11 years, 4 months, 11 days.
But there are those who are here that I love. But I’ll never be over her. I hope that’s OK.
Do you ever sit back and think, “Fuck. I don’t know what I’m doing.”
Every time I finish a story or a project, I sit down and think about what’s next. The last project is the past. I’ll direct people to it. But in my head, it’s over and I’m thinking about what is next. And I’m freaking out. Because I don’t know what comes next. I have no idea what I’ll write. And after a year and a half of writing and recording, I am either done or I just don’t know where the story goes from here. And I honestly don’t know which scares me more. That I’m done or that I have no idea what I’m doing next.
It’s not writer’s block. I wish it was.

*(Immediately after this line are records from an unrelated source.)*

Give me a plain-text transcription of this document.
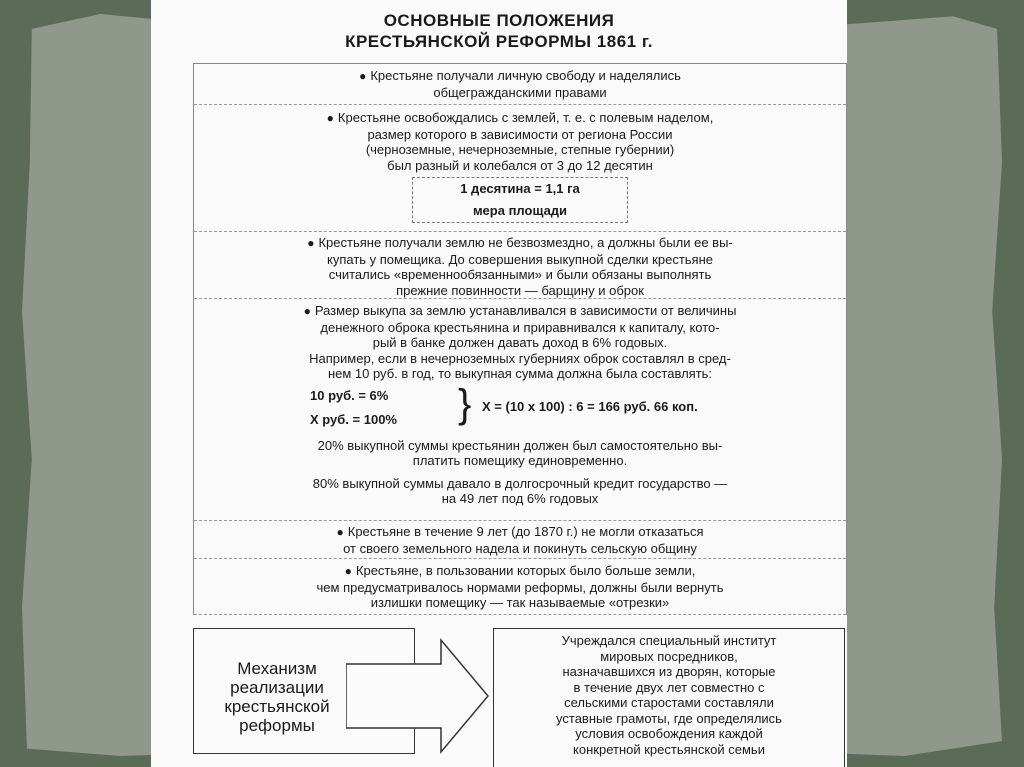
ОСНОВНЫЕ ПОЛОЖЕНИЯ
КРЕСТЬЯНСКОЙ РЕФОРМЫ 1861 г.

● Крестьяне получали личную свободу и наделялись

общегражданскими правами

● Крестьяне освобождались с землей, т. е. с полевым наделом,

размер которого в зависимости от региона России

(черноземные, нечерноземные, степные губернии)

был разный и колебался от 3 до 12 десятин

1 десятина = 1,1 га
мера площади

● Крестьяне получали землю не безвозмездно, а должны были ее вы-

купать у помещика. До совершения выкупной сделки крестьяне

считались «временнообязанными» и были обязаны выполнять

прежние повинности — барщину и оброк

● Размер выкупа за землю устанавливался в зависимости от величины

денежного оброка крестьянина и приравнивался к капиталу, кото-

рый в банке должен давать доход в 6% годовых.

Например, если в нечерноземных губерниях оброк составлял в сред-

нем 10 руб. в год, то выкупная сумма должна была составлять:

10 руб. = 6%
Х руб. = 100% } Х = (10 х 100) : 6 = 166 руб. 66 коп.

20% выкупной суммы крестьянин должен был самостоятельно вы-

платить помещику единовременно.

80% выкупной суммы давало в долгосрочный кредит государство —

на 49 лет под 6% годовых

● Крестьяне в течение 9 лет (до 1870 г.) не могли отказаться

от своего земельного надела и покинуть сельскую общину

● Крестьяне, в пользовании которых было больше земли,

чем предусматривалось нормами реформы, должны были вернуть

излишки помещику — так называемые «отрезки»

Механизм
реализации
крестьянской
реформы
Учреждался специальный институт
мировых посредников,
назначавшихся из дворян, которые
в течение двух лет совместно с
сельскими старостами составляли
уставные грамоты, где определялись
условия освобождения каждой
конкретной крестьянской семьи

That I can work through. It’s idea block. That’s all I need. An idea.
There’s the Pel and Sara story and a poetry compilation I want to put together. But what from there?
Someone told me today that now that he is grown up and can choose to buy things like candy or toys that would have made him happy as a child(engineering toys) he doesn’t feel excited about those things.

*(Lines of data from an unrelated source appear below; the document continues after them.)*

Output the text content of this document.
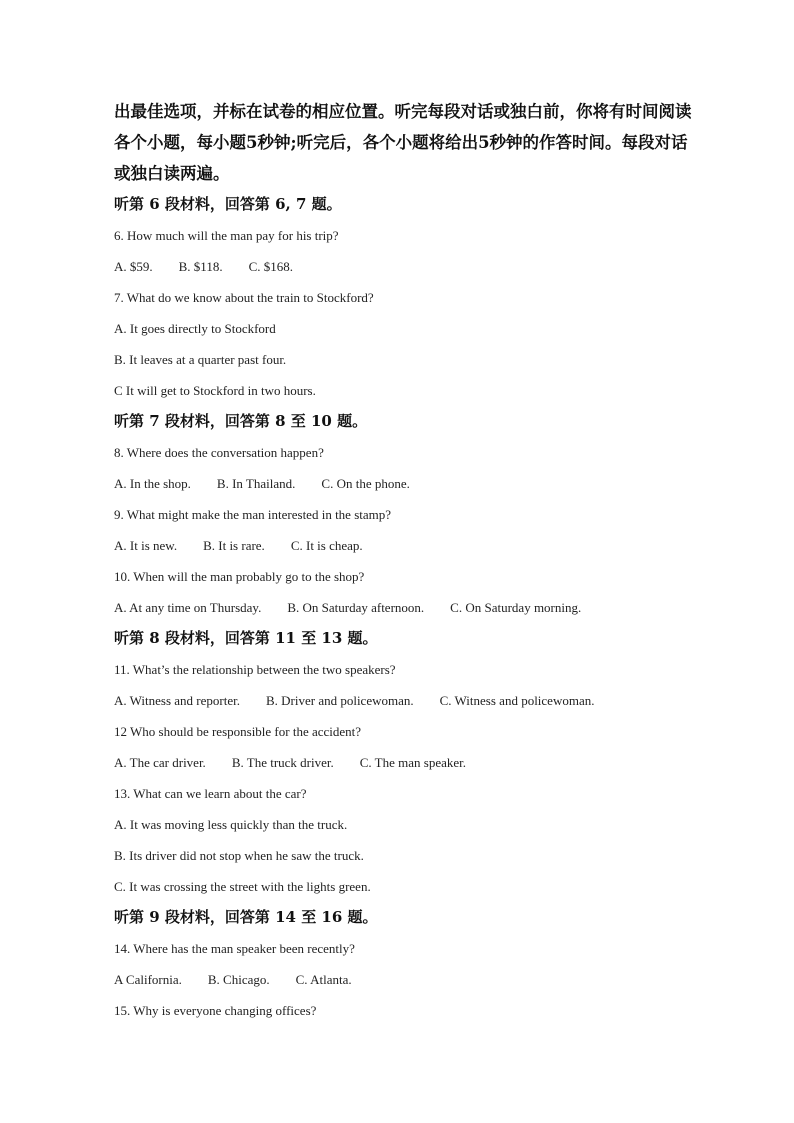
出最佳选项，并标在试卷的相应位置。听完每段对话或独白前，你将有时间阅读
各个小题，每小题5秒钟;听完后，各个小题将给出5秒钟的作答时间。每段对话
或独白读两遍。
听第 6 段材料，回答第 6, 7 题。
6. How much will the man pay for his trip?
A. $59. B. $118. C. $168.
7. What do we know about the train to Stockford?
A. It goes directly to Stockford
B. It leaves at a quarter past four.
C It will get to Stockford in two hours.
听第 7 段材料，回答第 8 至 10 题。
8. Where does the conversation happen?
A. In the shop. B. In Thailand. C. On the phone.
9. What might make the man interested in the stamp?
A. It is new. B. It is rare. C. It is cheap.
10. When will the man probably go to the shop?
A. At any time on Thursday. B. On Saturday afternoon. C. On Saturday morning.
听第 8 段材料，回答第 11 至 13 题。
11. What’s the relationship between the two speakers?
A. Witness and reporter. B. Driver and policewoman. C. Witness and policewoman.
12 Who should be responsible for the accident?
A. The car driver. B. The truck driver. C. The man speaker.
13. What can we learn about the car?
A. It was moving less quickly than the truck.
B. Its driver did not stop when he saw the truck.
C. It was crossing the street with the lights green.
听第 9 段材料，回答第 14 至 16 题。
14. Where has the man speaker been recently?
A California. B. Chicago. C. Atlanta.
15. Why is everyone changing offices?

But, he was lying. Or telling himself a lie. Because he lit up when he described the toys. And he said that the thought was about not being able to go back with the same enthusiasm as that child and enjoy it anew.
And I said, “well that’s one opinion.” and left it at that.
I didn’t feel like getting into a lengthy discussion, especially from this guy who gets defensive when his ideas are questioned or folds completely.
But what I mean is this, We can choose to be passionate. To pour ourselves into the people and things we love. We can choose. We live in a time where we have enough wealth to choose to marry or be with someone or multiple someones for love, for passion. We can choose to be passionate about the things we love. (I’m well aware that this is not true everywhere but access to the Internet puts the mean income and lifestyle at a certain level, though there are cultural barriers I won’t go into)
We choose to love and sing and dance, we choose to color or play with building toys, we choose games, we choose books, we choose.
Desire is a burden. But it is also a choice. One that for myself, I choose to make, every time. Though it costs me. I consider it necessary.
Do the necessary thing, no matter how difficult or how much it may personally cost you.
One of my rules. I try to live up to it.